Moreover, with inter-professional collaboration now a concept, collaborative interventions based on activity theory present a new challenge. As discussed in detail in Chapter 2, Section 4, within the renewed framework of contemporary activity theory and its focus on networks, dialogues, and collaboration of various interconnected and heterogeneous activity systems, a new generation of empirical intervention research based on it has taken on the challenge of defining the shape of new forms of hybrids as multi-activity coalition, and developing collaborative and transformative expertise of practitioners and professionals in transition (Engestrom, 2018).
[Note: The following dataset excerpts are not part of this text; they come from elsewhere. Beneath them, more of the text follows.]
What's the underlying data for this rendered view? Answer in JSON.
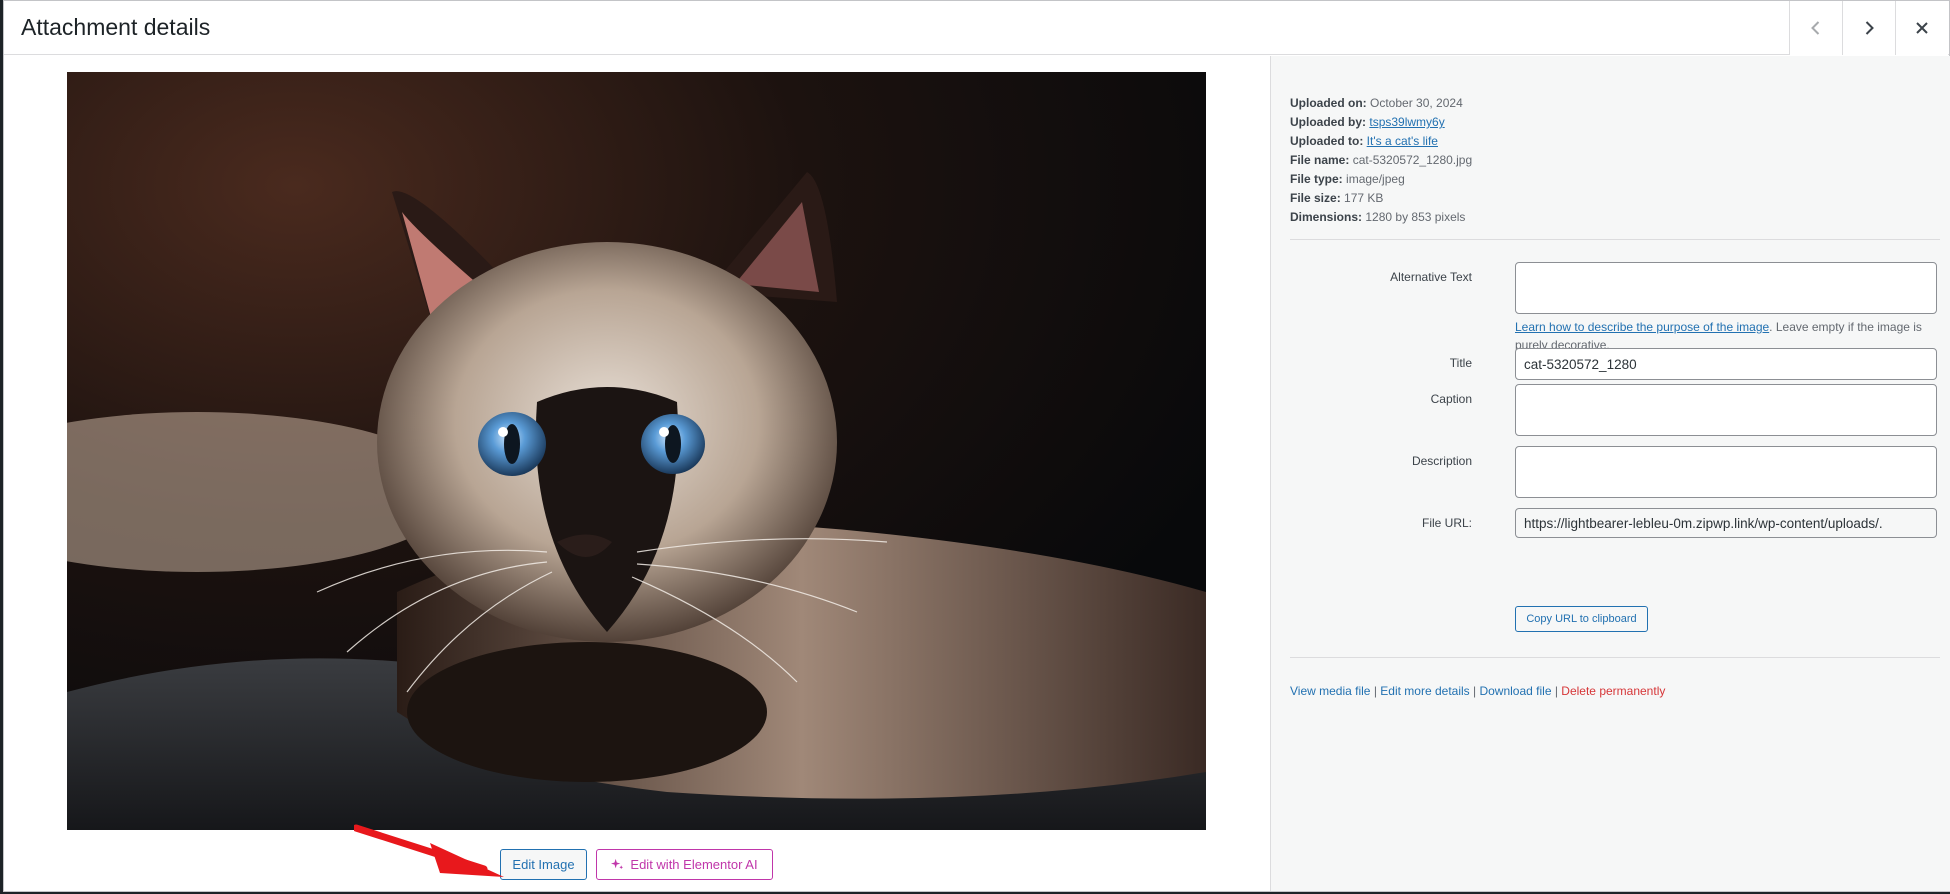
{
  "header": {
    "title": "Attachment details",
    "prev_icon": "chevron-left-icon",
    "next_icon": "chevron-right-icon",
    "close_icon": "close-icon"
  },
  "media": {
    "image_alt": "Siamese cat with blue eyes",
    "edit_image_label": "Edit Image",
    "edit_ai_label": "Edit with Elementor AI",
    "ai_icon": "sparkle-icon"
  },
  "details": {
    "uploaded_on_label": "Uploaded on:",
    "uploaded_on": "October 30, 2024",
    "uploaded_by_label": "Uploaded by:",
    "uploaded_by": "tsps39lwmy6y",
    "uploaded_to_label": "Uploaded to:",
    "uploaded_to": "It's a cat's life",
    "file_name_label": "File name:",
    "file_name": "cat-5320572_1280.jpg",
    "file_type_label": "File type:",
    "file_type": "image/jpeg",
    "file_size_label": "File size:",
    "file_size": "177 KB",
    "dimensions_label": "Dimensions:",
    "dimensions": "1280 by 853 pixels"
  },
  "form": {
    "alt_label": "Alternative Text",
    "alt_value": "",
    "alt_hint_link": "Learn how to describe the purpose of the image",
    "alt_hint_rest": ". Leave empty if the image is purely decorative.",
    "title_label": "Title",
    "title_value": "cat-5320572_1280",
    "caption_label": "Caption",
    "caption_value": "",
    "description_label": "Description",
    "description_value": "",
    "url_label": "File URL:",
    "url_value": "https://lightbearer-lebleu-0m.zipwp.link/wp-content/uploads/.",
    "copy_label": "Copy URL to clipboard"
  },
  "links": {
    "view": "View media file",
    "edit_more": "Edit more details",
    "download": "Download file",
    "delete": "Delete permanently",
    "separator": " | "
  },
  "colors": {
    "link": "#2271b1",
    "delete": "#d63638",
    "elementor": "#c036aa",
    "arrow": "#e8181c"
  }
}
Thus, the principle of hybridity is based on a methodology that states that networks, interactions, boundary crossings, and other mechanisms of collaboration among different activity systems create new activity transformations. This principle of hybridity focuses on the methodology of collaborative interventions in creating advanced networks of expansive learning among a variety of participants both inside and outside a school and community, gradually transcending its institutional boundaries. Collaborative and participatory interventions predicated on the principle of hybridity have the potential to promote participating organizations and actors to share a new, expanded sense of the sites, objects, and scope of educational work.
Based on these two principles, the theoretical concepts of transfer of agency and collaborative change agent, which can be derived from the former, arc formed and serve as intermediate analytical instruments, and hybrid educational innovation and knotworking agency are formed from the latter. Both arc intermediate theoretical concepts for analyzing and grasping new historical and systemic patterns of educational practice from the standpoint of activity theory. By interacting with data obtained from case studies, Chapter 4 uses the concept of transfer of agency, Chapter 5 uses the concept of collaborative change agent, Chapter 6 uses the concept of hybrid educational innovation, and Chapter 7 uses the concept of knotworking agency.
By applying the general framework of activity theory and the methodology of formative interventions to case studies in Japan, the following four chapters in Parts II (Chapters 4 and 5) and III (Chapters 6 and 7) analyze and illuminate concrete educational practices and expansive learning activities as collaborative interventions in Japanese schools and communities, which have been formulated historically and culturally.
Note
1 For example, Knud Illeris’s (2009) Contemporary Theories of Learning contains articles from sixteen of the world’s most influential learning theorists, of which Engestrom’s expansive learning is a part.